The company is still self-insured, thus avoiding the pricing whim of brokers and insurers, but this year has had to charge employees for the first time, about $25 per month.

Like many employers, Cooper has found it necessary to offer fewer benefits to keep the cost of providing health insurance down.

"We can't afford to do as much as we would like to," he said. "It's frustrating to try to stay ahead."

California trends

California hotel owners and managers might be faced with mandated health coverage depending on the outcome of a November referendum. Just before losing the 2002 run-off election to Arnold Schwarzenegger, former California Gov. Gray Davis signed a bill requiring businesses of 20 employees or more to provide health insurance or pay a hefty tax toward a state-run insurance plan.

Jim Abrams, president and c.e.o. of the California Hotel & Lodging Assn., said the bill would be enacted if the referendum fails.

"About 50 percent of Californians want to keep the Gray Davis law intact, which [is a] spooky number," he said.

California also is the nation's hotbed for workers' compensation insurance. Measured in dollars per $100 in salary, California leads the nation in workers' comp rates, charging an average of $6.33 per $100. Those rates are amplified for hotel workers, whose workplace is fraught with sharp tools, concrete floors and repetitive tasks.

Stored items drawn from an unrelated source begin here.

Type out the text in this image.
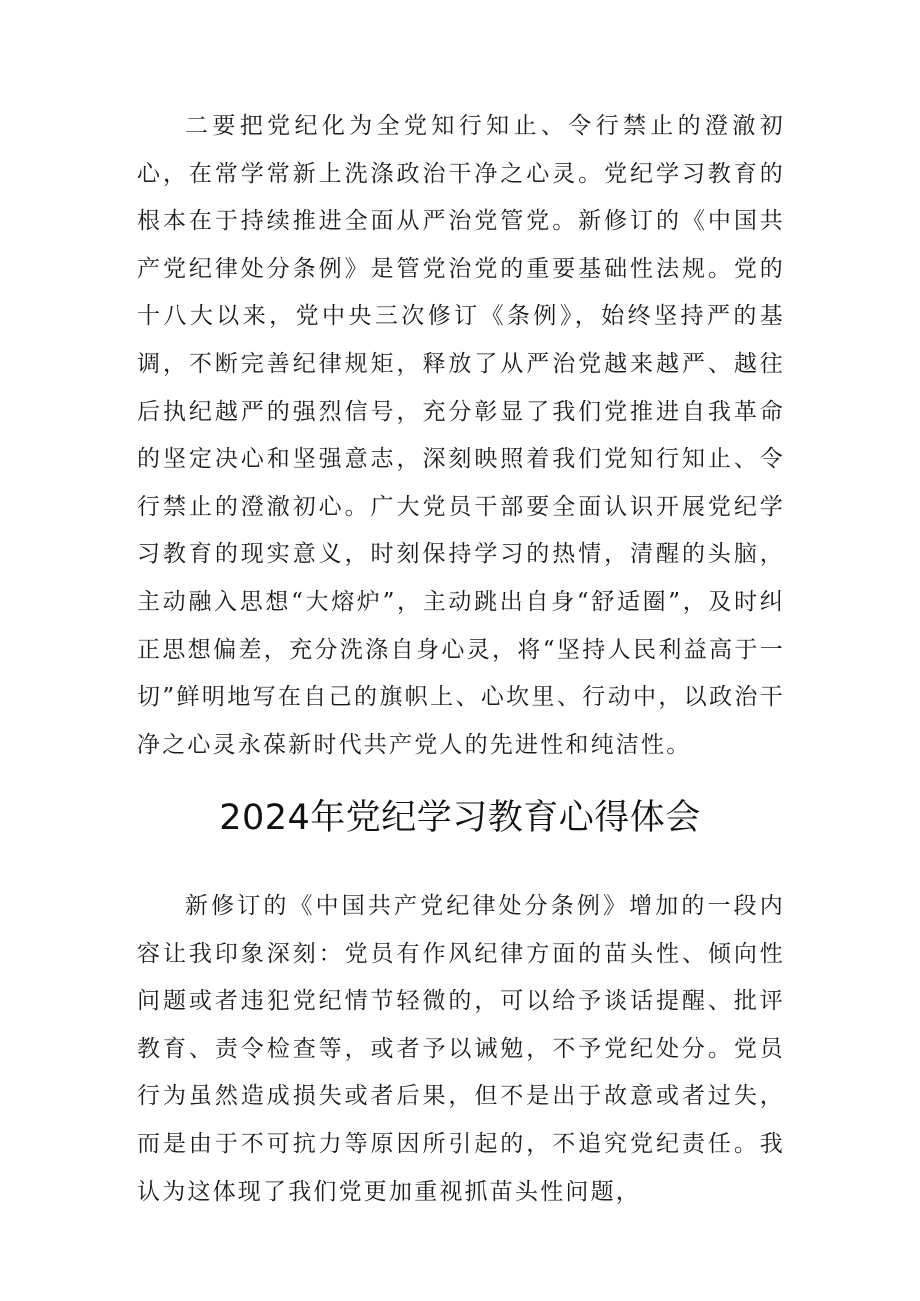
二要把党纪化为全党知行知止、令行禁止的澄澈初心，在常学常新上洗涤政治干净之心灵。党纪学习教育的根本在于持续推进全面从严治党管党。新修订的《中国共产党纪律处分条例》是管党治党的重要基础性法规。党的十八大以来，党中央三次修订《条例》，始终坚持严的基调，不断完善纪律规矩，释放了从严治党越来越严、越往后执纪越严的强烈信号，充分彰显了我们党推进自我革命的坚定决心和坚强意志，深刻映照着我们党知行知止、令行禁止的澄澈初心。广大党员干部要全面认识开展党纪学习教育的现实意义，时刻保持学习的热情，清醒的头脑，主动融入思想“大熔炉”，主动跳出自身“舒适圈”，及时纠正思想偏差，充分洗涤自身心灵，将“坚持人民利益高于一切”鲜明地写在自己的旗帜上、心坎里、行动中，以政治干净之心灵永葆新时代共产党人的先进性和纯洁性。

2024年党纪学习教育心得体会

新修订的《中国共产党纪律处分条例》增加的一段内容让我印象深刻：党员有作风纪律方面的苗头性、倾向性问题或者违犯党纪情节轻微的，可以给予谈话提醒、批评教育、责令检查等，或者予以诫勉，不予党纪处分。党员行为虽然造成损失或者后果，但不是出于故意或者过失，而是由于不可抗力等原因所引起的，不追究党纪责任。我认为这体现了我们党更加重视抓苗头性问题，
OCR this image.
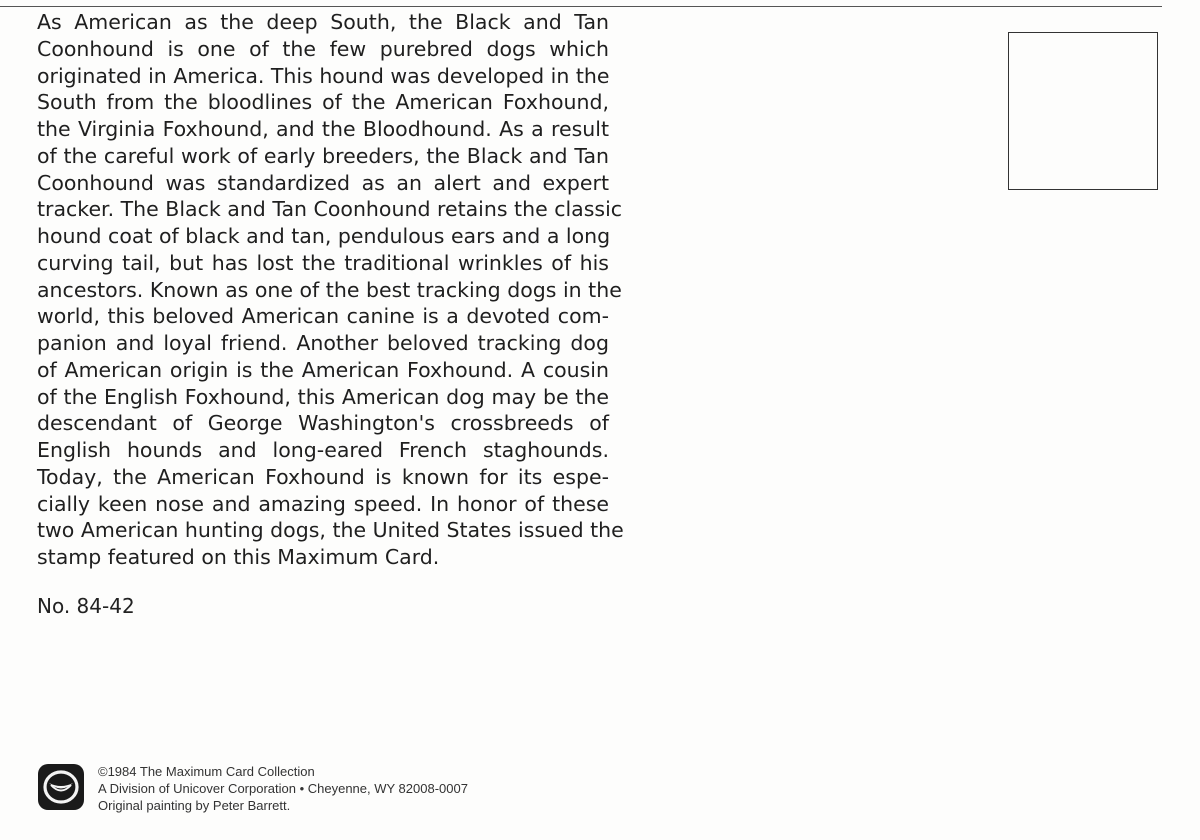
As American as the deep South, the Black and Tan
Coonhound is one of the few purebred dogs which
originated in America. This hound was developed in the
South from the bloodlines of the American Foxhound,
the Virginia Foxhound, and the Bloodhound. As a result
of the careful work of early breeders, the Black and Tan
Coonhound was standardized as an alert and expert
tracker. The Black and Tan Coonhound retains the classic
hound coat of black and tan, pendulous ears and a long
curving tail, but has lost the traditional wrinkles of his
ancestors. Known as one of the best tracking dogs in the
world, this beloved American canine is a devoted com-
panion and loyal friend. Another beloved tracking dog
of American origin is the American Foxhound. A cousin
of the English Foxhound, this American dog may be the
descendant of George Washington's crossbreeds of
English hounds and long-eared French staghounds.
Today, the American Foxhound is known for its espe-
cially keen nose and amazing speed. In honor of these
two American hunting dogs, the United States issued the
stamp featured on this Maximum Card.
No. 84-42
©1984 The Maximum Card Collection
A Division of Unicover Corporation • Cheyenne, WY 82008-0007
Original painting by Peter Barrett.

"[In California] if you are a good innkeeper, you can keep the rate at $11 [per $100] or $12 [per $100]," Abrams said.

But in the worst case, hotels insuring through the state compensation insurance fund (the insurer of last resort) were paying about $30 per $100. Reforms are leveling the playing field, improving the rates for most hotel operators, but at the same time increasing benefits to severely injured employees, he said.

Outside of California, the leading workers' comp concern for hoteliers seems to be the occasional case of insurance fraud. Petitt has seen employees whose background checks revealed they filed comp claims "everywhere they have worked." Cooper recalls one former housekeeper who was being compensated for a back injury but was later found by a private investigator to be working as an exotic dancer.